Martha White, a physician at the Institute for Asthma and Allergy, a private practice in Wheaton and Chevy Chase, said parents of children with asthma should make that sacrifice. "Parents should stop smoking, and if they can't, they should limit their smoking to outdoors," she said.
The survey is part of a larger University of Michigan project called the Physician Asthma Care Education program (PACE), an effort sponsored by the New Jersey-based Robert Wood Johnson Foundation. PACE aims to improve the way doctors counsel and educate parents and kids with asthma. In this portion of the five-year project, researchers conducted telephone interviews with 896 parents of children with asthma ages 2 to 12. Survey respondents were randomly selected from the clientele of 106 primary care physicians participating in a trial for PACE, according to Cabana.
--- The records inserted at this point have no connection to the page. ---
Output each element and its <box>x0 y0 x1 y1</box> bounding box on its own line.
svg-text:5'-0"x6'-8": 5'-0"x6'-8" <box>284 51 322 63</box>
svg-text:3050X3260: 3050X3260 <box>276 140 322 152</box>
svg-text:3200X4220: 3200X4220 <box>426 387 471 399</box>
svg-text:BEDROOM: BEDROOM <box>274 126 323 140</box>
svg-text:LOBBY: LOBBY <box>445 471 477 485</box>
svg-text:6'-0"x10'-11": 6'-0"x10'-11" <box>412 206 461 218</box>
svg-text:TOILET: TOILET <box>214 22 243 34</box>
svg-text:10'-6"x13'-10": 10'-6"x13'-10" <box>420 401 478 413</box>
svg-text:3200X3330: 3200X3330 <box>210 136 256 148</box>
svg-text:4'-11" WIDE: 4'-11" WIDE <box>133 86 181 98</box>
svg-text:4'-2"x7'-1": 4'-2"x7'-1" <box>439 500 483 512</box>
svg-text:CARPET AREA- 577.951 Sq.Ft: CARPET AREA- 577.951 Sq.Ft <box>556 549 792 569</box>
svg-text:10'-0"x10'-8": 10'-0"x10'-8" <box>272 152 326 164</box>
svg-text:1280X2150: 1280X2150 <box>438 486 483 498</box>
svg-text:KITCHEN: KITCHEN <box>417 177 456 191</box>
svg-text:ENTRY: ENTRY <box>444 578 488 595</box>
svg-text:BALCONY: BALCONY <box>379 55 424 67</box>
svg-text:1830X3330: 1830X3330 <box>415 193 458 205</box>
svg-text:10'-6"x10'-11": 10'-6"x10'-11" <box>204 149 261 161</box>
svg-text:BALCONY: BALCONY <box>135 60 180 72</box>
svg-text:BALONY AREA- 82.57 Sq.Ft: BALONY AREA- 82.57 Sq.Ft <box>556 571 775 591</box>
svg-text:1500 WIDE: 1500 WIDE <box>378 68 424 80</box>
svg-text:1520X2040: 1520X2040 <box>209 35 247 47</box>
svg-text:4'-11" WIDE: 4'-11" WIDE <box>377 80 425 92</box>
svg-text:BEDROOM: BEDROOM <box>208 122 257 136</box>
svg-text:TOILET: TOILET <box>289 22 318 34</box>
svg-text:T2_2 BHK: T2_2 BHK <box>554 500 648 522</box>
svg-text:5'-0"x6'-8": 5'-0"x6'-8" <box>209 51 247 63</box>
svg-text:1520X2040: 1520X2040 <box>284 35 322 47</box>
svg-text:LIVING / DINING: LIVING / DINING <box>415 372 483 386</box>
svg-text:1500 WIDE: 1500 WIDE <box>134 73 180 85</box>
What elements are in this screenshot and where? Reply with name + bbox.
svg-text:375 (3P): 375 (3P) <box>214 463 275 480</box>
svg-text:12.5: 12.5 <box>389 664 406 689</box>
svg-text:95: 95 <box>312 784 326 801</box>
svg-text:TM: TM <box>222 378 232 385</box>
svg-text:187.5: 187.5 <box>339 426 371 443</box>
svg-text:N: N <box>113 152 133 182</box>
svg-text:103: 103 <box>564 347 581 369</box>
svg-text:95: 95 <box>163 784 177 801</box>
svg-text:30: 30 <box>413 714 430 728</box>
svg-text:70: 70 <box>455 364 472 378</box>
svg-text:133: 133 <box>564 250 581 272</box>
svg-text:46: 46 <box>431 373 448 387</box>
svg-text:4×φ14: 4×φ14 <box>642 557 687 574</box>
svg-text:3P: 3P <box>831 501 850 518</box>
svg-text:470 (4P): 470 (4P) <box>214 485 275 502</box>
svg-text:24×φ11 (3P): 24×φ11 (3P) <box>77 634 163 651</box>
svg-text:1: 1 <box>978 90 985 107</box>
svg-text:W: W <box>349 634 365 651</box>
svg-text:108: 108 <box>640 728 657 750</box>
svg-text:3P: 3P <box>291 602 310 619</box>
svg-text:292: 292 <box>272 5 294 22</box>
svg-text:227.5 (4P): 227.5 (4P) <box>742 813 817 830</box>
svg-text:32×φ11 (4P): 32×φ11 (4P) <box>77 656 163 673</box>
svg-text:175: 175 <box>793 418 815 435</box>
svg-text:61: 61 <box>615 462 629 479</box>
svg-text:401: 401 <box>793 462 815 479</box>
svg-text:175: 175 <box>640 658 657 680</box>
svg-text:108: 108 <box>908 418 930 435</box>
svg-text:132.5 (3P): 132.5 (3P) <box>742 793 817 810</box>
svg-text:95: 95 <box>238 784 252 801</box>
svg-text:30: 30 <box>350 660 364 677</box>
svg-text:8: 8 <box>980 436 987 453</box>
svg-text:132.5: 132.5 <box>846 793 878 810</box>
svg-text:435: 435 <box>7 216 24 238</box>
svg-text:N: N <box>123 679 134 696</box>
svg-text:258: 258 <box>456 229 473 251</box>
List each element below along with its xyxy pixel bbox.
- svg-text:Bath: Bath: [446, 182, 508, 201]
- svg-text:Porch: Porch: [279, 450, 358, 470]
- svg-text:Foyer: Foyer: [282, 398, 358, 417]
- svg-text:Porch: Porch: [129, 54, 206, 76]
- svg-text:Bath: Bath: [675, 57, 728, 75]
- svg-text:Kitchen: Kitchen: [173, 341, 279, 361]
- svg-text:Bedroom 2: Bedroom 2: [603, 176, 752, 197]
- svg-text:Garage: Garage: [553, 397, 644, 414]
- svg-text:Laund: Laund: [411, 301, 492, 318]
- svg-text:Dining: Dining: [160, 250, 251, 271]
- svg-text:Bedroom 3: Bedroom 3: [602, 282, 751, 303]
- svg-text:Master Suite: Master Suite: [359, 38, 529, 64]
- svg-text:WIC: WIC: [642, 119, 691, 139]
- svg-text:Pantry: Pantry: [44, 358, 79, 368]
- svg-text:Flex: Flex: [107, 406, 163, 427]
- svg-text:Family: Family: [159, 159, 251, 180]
"The whole purpose of the [PACE] study is to understand what physicians can do better," Cabana said. "As physicians we need to do a better job putting the information that [parents] get in context with their child's asthma. Every child with asthma is different, and it's important to tailor a child's asthma regimen to what works best for that particular child."
Under Their Noses
White said the most common allergens in children under 4 are animal dander, mold and dust mites.
"I have them [parents] do the allergy encasings [and] try to keep the stuffed animals out of the bed," White said. She also advises parents to check for mold in their homes -- particularly in basements -- and keep kids out of the bottom of bunk beds because the mattresses above and below can be ripe with dust mites.
For kids who are allergic to pets, White said, "at a minimum, we want the animal out of the house." She recommends keeping the animal outdoors or getting rid of it altogether. Starting the child on allergy shots, or immunotherapy, to desensitize them to the animal is another option.
The NHLBI guidelines indicate that doctors play an important role, too.
"Clinicians should identify triggers, refer patients as needed for allergen testing and educate patients about triggers and possible control measures," the study said.
The study's authors said the results confirm findings that physicians are not good judges of which parents will follow their advice.
"Physicians have been shown to be inaccurate when predicting which parents will adhere to their therapeutic recommendations," the study said. "We found no demographic characteristics [such as race, age, or economic status] to be associated consistently with taking environmental actions."
Trish Thackston said when Connor was tested for allergies at age 5, he was no longer sensitive to dust mites or the other environmental allergens he had reacted to four years earlier. But his parents still maintain an asthma-friendly environment.
"It just seemed to be prudent not to give it up," Thackston said. "We're not as fanatic about the cleaning as we were when he was having problems, but we do keep all of the [mite-proof] covers on."